Ridesharing services like Uber and Lyft -- also known as transportation network companies, or TNCs -- are popular among meeting planners and attendees when they're traveling. A new white paper, however, gives cause for concern.
Published by the City of Houston's Administration & Regulatory Affairs Department, the paper presents the results of an investigation into the background checks that Uber and Lyft conduct on their drivers, conducted after it was discovered that a Houston Uber driver accused of raping a passenger served 14 years in federal prison.
The city reportedly conducted its own background checks on drivers already approved to drive for Uber and Lyft and found that some had prior criminal histories, including charges for indecent exposure, DWI, possession of a controlled substance, prostitution, fraud, battery, assault, robbery, aggravated robbery, possession of marijuana, theft, sale of alcohol to a minor, traffic of counterfeit goods, trademark counterfeit, possession of narcotics, and driving with a suspended license.
"Despite assurances from TNCs that commercial background companies conduct criminal background checks at least comparable to the ones run by municipalities, but usually even more thorough, in fact these background checks are incomplete," Houston concluded in the white paper, which says the commercial background checks TNCs typically lack fingerprinting, which means they more closely resemble credit checks than criminal background searches.
"Commercial background checks are based on the personal information of the applicant, including name and social security number," the white paper explained. "These companies typically use the applicant's social security number to identify past counties of residence. The company then searches the courthouse records of these and surrounding counties. However, as these checks do not search every county, they create a huge potential gap where crimes go undetected."

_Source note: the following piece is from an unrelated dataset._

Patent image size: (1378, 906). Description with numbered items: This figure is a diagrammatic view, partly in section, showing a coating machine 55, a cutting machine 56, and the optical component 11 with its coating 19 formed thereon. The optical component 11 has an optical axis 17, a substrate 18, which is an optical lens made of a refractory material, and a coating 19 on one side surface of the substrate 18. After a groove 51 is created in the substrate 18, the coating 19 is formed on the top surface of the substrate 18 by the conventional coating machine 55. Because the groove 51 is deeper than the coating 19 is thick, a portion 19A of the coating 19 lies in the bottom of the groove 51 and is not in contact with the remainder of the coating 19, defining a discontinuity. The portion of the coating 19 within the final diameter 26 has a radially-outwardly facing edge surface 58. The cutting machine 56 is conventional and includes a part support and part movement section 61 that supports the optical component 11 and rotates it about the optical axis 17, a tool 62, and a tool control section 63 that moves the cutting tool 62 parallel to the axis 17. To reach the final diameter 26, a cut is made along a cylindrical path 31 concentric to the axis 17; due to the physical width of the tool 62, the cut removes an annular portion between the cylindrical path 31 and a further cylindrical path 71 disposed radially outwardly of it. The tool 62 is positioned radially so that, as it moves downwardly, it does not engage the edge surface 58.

The public-safety campaign "Who's Driving You?" -- an initiative of the Taxicab, Limousine & Paratransit Association, which represents taxi and limo drivers, who compete with TNCs and have vocally opposed them in jurisdictions around the country -- applauded Houston's investigation and critique.
"Houston is absolutely right to raise the alarm over Uber's and Lyft's inadequate background checks," said Dave Sutton, spokesperson for the "Who's Driving You?" campaign. "These corporations are routinely underinvesting in proper criminal background checks. Cities have every right to say, 'Enough is enough,' and put these companies on notice that safety, not corporate business profits, comes first."

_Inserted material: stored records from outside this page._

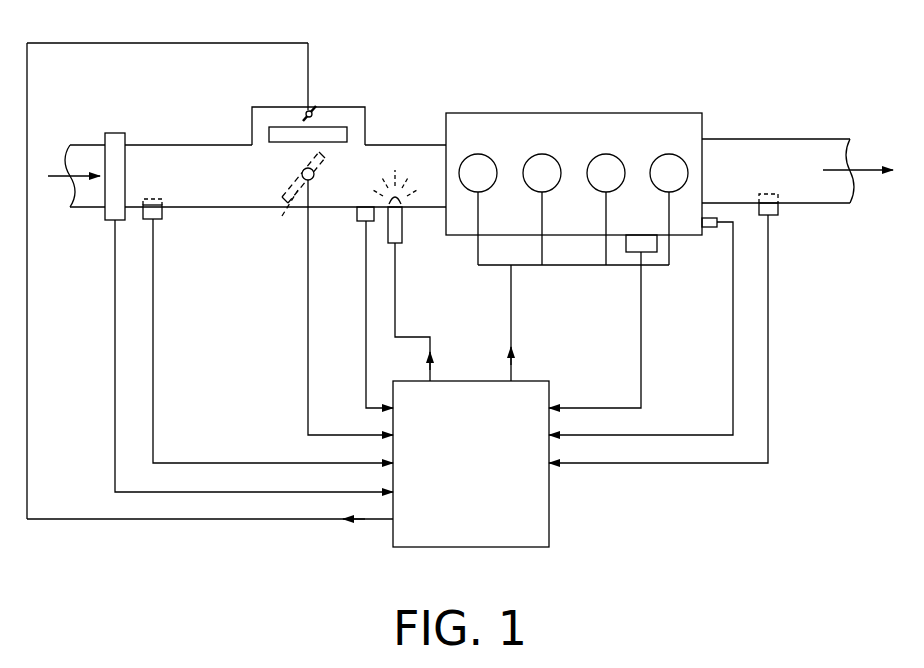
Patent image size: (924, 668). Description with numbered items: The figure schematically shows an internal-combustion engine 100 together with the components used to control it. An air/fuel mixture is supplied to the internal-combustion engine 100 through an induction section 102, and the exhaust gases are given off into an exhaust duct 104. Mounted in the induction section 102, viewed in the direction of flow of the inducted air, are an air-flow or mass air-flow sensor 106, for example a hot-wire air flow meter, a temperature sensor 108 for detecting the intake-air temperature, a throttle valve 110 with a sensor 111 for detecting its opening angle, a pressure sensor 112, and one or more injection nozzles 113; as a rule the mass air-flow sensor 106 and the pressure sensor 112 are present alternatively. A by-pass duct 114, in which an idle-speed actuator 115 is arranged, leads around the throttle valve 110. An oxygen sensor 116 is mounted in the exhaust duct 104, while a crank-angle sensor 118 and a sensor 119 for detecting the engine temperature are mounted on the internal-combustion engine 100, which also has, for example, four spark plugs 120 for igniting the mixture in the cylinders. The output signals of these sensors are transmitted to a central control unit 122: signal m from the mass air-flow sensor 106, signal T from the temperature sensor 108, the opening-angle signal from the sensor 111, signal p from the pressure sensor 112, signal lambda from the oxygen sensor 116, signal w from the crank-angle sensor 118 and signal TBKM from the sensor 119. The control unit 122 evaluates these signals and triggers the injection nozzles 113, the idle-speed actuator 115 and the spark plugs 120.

The internal-combustion engine 100 is at (635, 122).
The induction section 102 is at (163, 152).
The exhaust duct 104 is at (777, 152).
The mass air-flow sensor 106 is at (112, 133).
The temperature sensor 108 is at (160, 217).
The throttle valve 110 is at (279, 219).
The sensor for detecting the opening angle of the throttle valve 111 is at (303, 163).
The pressure sensor 112 is at (357, 212).
The injection nozzle 113 is at (402, 225).
The by-pass duct 114 is at (342, 107).
The idle-speed actuator 115 is at (305, 112).
The oxygen sensor 116 is at (778, 210).
The crank-angle sensor 118 is at (708, 228).
The sensor for detecting the temperature of the internal-combustion engine 119 is at (633, 253).
The spark plug 120 is at (482, 148).
The central control unit 122 is at (483, 547).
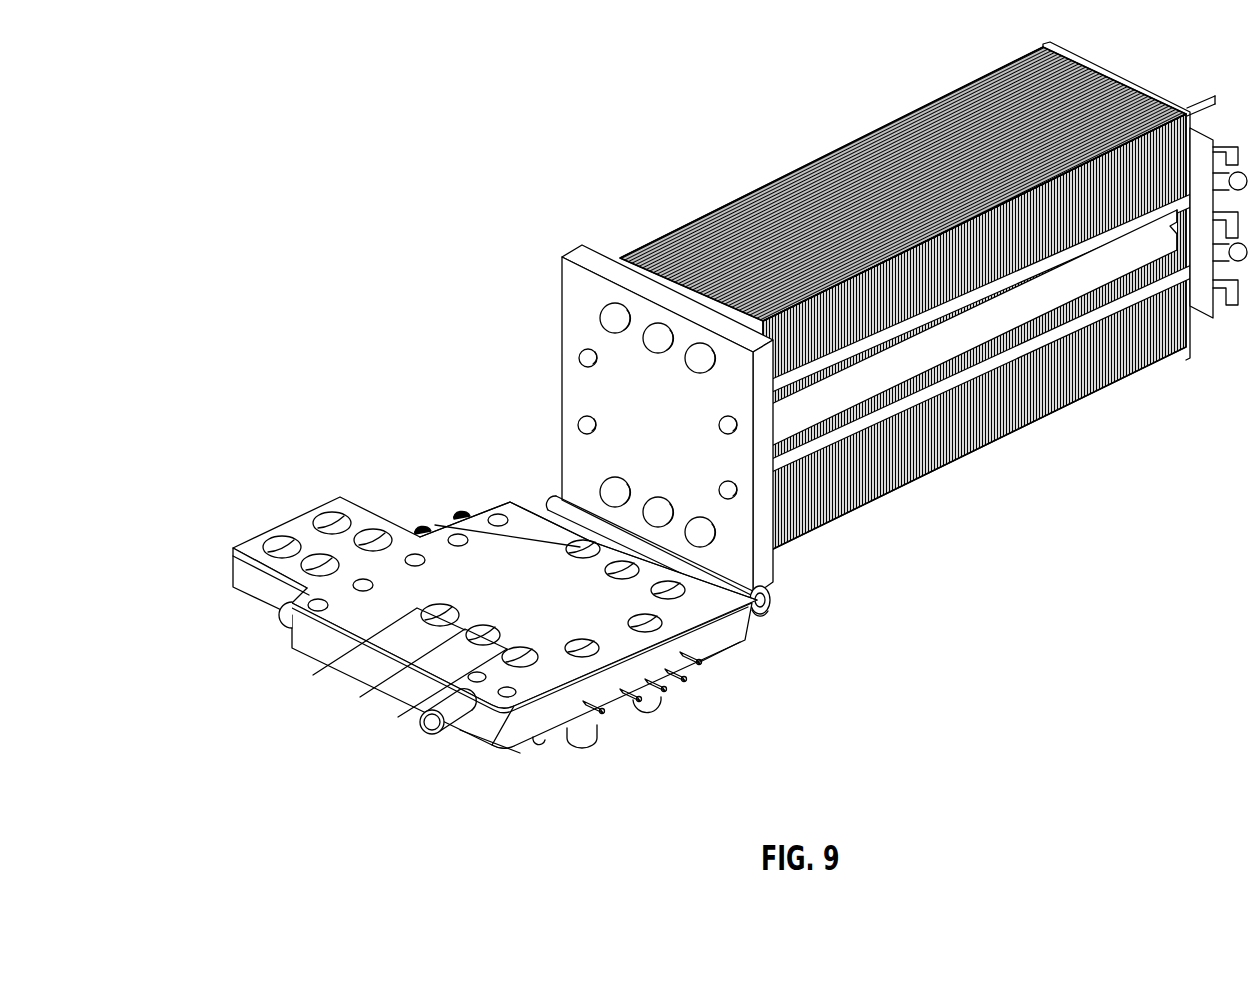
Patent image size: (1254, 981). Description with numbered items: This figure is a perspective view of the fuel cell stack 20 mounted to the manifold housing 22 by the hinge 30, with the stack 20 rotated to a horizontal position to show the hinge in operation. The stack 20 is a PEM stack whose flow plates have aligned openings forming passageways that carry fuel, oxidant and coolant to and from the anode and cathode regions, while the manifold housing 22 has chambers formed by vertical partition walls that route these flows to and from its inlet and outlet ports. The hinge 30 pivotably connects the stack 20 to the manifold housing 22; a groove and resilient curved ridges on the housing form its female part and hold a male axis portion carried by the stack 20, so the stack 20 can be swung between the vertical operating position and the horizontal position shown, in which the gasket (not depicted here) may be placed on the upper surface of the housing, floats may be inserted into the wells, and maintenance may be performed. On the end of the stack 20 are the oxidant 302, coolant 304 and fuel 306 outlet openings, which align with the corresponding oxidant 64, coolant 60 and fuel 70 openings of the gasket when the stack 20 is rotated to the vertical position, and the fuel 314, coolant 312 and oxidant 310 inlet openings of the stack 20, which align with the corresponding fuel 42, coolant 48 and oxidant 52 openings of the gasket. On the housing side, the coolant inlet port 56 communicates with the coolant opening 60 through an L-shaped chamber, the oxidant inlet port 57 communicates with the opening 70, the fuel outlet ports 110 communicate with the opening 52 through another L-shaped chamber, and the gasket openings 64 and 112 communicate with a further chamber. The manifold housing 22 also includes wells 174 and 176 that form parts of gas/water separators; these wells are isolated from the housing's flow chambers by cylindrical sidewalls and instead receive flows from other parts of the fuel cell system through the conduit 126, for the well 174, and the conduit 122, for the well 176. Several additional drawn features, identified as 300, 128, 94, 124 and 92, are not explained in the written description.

Despite criticism in Houston, TNCs maintain that they have exacting standards for their drivers, and conduct thorough criminal background checks on all of them.
"Uber uses the best data possible when conducting driver partner screenings," spokeswoman Debbee Hancock told the Houston Chronicle's Lisa Falkenberg. "We work with experts who review a driver's background against local, state and federal criminal records - going to the source of the records rather than relying on databases that may not always be up to date."